Сказать, что недавно пробужденный похотливый голосок внутри меня не стал нашептывать «Давай останемся, мы же можем просто посмотреть» было бы неправдой. Но отрезвевшая настоящая я не хотела здесь оставаться.

— Хочу! Тут и без меня народу хватает. Скучать тебе не придется. — Ай-яй, а вот последнее было лишним. Нельзя не только позволять ему увидеть, как меня задевает мысль, как он будет проводить время после моего ухода, но и даже себе разрешать думать в эту сторону.

— Как скажешь. Я сегодня собирался не скучать в твоей компании, но раз ты не в настроении… — А вот тебе и оплеуха за несговорчивость, Аня.

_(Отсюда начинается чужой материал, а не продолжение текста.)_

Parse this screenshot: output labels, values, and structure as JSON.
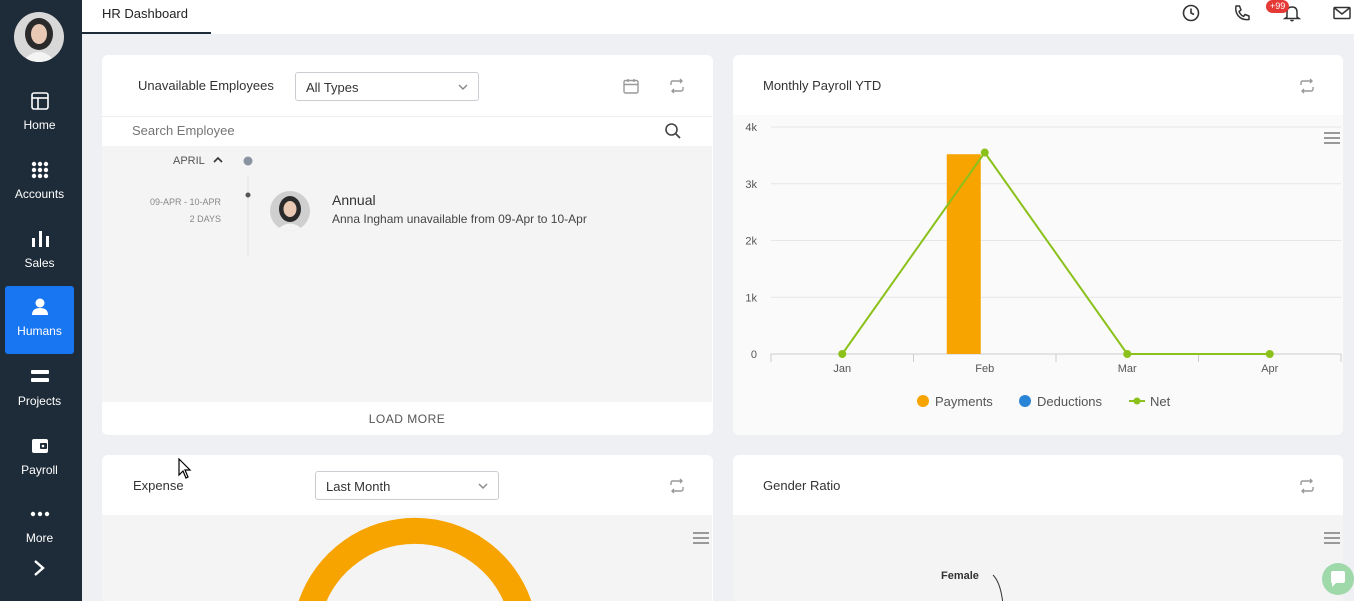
{
  "sidebar": {
    "items": [
      {
        "label": "Home",
        "icon": "home-icon"
      },
      {
        "label": "Accounts",
        "icon": "grid-icon"
      },
      {
        "label": "Sales",
        "icon": "bar-chart-icon"
      },
      {
        "label": "Humans",
        "icon": "person-icon"
      },
      {
        "label": "Projects",
        "icon": "stack-icon"
      },
      {
        "label": "Payroll",
        "icon": "wallet-icon"
      },
      {
        "label": "More",
        "icon": "more-dots-icon"
      }
    ],
    "active": "Humans",
    "active_color": "#1976f2",
    "bg_color": "#1e2b38"
  },
  "header": {
    "tab_label": "HR Dashboard",
    "notification_badge": "+99"
  },
  "unavailable": {
    "title": "Unavailable Employees",
    "filter_value": "All Types",
    "search_placeholder": "Search Employee",
    "month": "APRIL",
    "entries": [
      {
        "date_range": "09-APR - 10-APR",
        "duration": "2 DAYS",
        "type": "Annual",
        "description": "Anna Ingham unavailable from 09-Apr to 10-Apr"
      }
    ],
    "load_more": "LOAD MORE"
  },
  "payroll": {
    "title": "Monthly Payroll YTD",
    "legend": [
      "Payments",
      "Deductions",
      "Net"
    ],
    "colors": {
      "payments": "#f7a400",
      "deductions": "#2a85d6",
      "net": "#8ac11a"
    }
  },
  "expense": {
    "title": "Expense",
    "filter_value": "Last Month"
  },
  "gender": {
    "title": "Gender Ratio",
    "label_female": "Female"
  },
  "chart_data": {
    "type": "bar",
    "categories": [
      "Jan",
      "Feb",
      "Mar",
      "Apr"
    ],
    "series": [
      {
        "name": "Payments",
        "type": "bar",
        "values": [
          0,
          3520,
          0,
          0
        ]
      },
      {
        "name": "Deductions",
        "type": "bar",
        "values": [
          0,
          0,
          0,
          0
        ]
      },
      {
        "name": "Net",
        "type": "line",
        "values": [
          0,
          3550,
          0,
          0
        ]
      }
    ],
    "ylim": [
      0,
      4000
    ],
    "yticks": [
      "0",
      "1k",
      "2k",
      "3k",
      "4k"
    ],
    "grid": true,
    "legend_position": "bottom"
  }
}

Григорий так и уселся в машину — прямо босой и в полотенце. Ну, еще бы, это же одеваться, а потом опять раздеваться, зачем такие хлопоты. На обратной дороге я уже не замечала ни его агрессивной езды, ни возмущенных жестов других водителей, которые становились недоуменными, когда они рассматривали его лучше. Едва доехали, схватилась за ручку двери, ругая себя при этом последними словами за то, что разочарование и глупая обида сейчас, наверное, светятся открытым текстом на моем лице.

— Спасибо за приятный вечер! — бросила, не глядя на почти голого мужчину рядом. Того самого, о котором мечтала столько времени и кого теперь не хочу больше видеть никогда.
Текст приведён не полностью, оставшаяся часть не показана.